Marina Kurikhina is a Russian born curator based in Los Angeles and focusing on international projects, with a particular attention on Latin American contemporary art. She has several projects in the pipeline including an exhibition with Alejandro Almanza Pereda at Ibid Gallery in Los Angeles. She is currently working on a major institutional project in Los Angeles with SecondHome.io, which she will share at the press lounge next March. “It will blow your mind, I promise!” she says…
If you could have dinner with any artist, dead or alive, who would it be?
How did you become (OR) what motivated you to become a curator?
I wanted to be an artist but I studied design first. Then I realised that none of my artist friends could create works and make exhibitions at the same time. Curating was a way for us to work together and help each other. There was an immediate understanding, I knew I could do this.
What 3 words best describe your curatorial style?
Journey, dialogue and notion of the other.
What is the most memorable exhibition you have ever seen, and why?

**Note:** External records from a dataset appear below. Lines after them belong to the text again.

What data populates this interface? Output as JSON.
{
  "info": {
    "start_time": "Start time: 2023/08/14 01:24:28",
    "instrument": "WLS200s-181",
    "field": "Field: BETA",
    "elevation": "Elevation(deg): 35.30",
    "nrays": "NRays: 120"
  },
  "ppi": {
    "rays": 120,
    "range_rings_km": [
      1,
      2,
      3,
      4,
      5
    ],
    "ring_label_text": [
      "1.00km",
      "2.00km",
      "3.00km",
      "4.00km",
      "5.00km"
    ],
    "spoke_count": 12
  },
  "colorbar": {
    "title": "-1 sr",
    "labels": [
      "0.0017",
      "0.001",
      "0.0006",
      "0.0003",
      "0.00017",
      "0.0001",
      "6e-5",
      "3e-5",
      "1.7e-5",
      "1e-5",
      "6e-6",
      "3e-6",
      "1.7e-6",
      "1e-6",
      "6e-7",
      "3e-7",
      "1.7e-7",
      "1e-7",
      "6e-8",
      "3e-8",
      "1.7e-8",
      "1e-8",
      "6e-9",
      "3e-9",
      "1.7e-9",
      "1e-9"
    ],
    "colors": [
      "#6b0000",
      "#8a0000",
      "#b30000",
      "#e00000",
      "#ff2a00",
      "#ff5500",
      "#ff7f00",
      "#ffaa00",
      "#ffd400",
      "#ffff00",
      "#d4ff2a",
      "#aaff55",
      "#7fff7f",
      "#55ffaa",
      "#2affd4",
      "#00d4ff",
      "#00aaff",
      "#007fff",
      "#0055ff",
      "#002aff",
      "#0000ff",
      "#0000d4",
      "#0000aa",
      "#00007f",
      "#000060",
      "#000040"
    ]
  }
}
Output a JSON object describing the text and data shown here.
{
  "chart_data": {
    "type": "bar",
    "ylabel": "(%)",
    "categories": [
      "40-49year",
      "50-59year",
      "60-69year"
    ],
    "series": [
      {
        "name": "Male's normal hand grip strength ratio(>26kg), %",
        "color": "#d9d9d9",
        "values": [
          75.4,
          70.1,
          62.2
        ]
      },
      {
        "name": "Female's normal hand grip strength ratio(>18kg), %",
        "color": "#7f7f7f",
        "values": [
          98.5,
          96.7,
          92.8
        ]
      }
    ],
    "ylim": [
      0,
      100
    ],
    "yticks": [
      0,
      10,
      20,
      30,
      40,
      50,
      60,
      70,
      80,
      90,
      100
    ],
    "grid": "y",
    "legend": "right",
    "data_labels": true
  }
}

El Gabinete Blanco [The White Cabinet] by Adriano Pedrosa at Jumex Collection in 2010. It was a small room with only white works which included artists like Dan Flavin next to Jose Davila, Fernanda Gomes next to Lucio Fontana, Glenn Ligon and Adriana Varejão, among many. All the works talked to one another, they all had their own space and an intimate voice. I had to go back there 5 times, it felt so good to be in that room! I think Pedrosa is one of the most important curators today who has the talent of merging elements that you don’t expect to merge, regardless of the period or medium of works he deals with. Go and see his MASP museum in Sao Paulo and you’ll know what I mean.
“A good artist has less time than ideas” Martin Kippenberger. Do you agree?
Yes and this extends to everyone in this world so I would say, any creative mind has more ideas than time.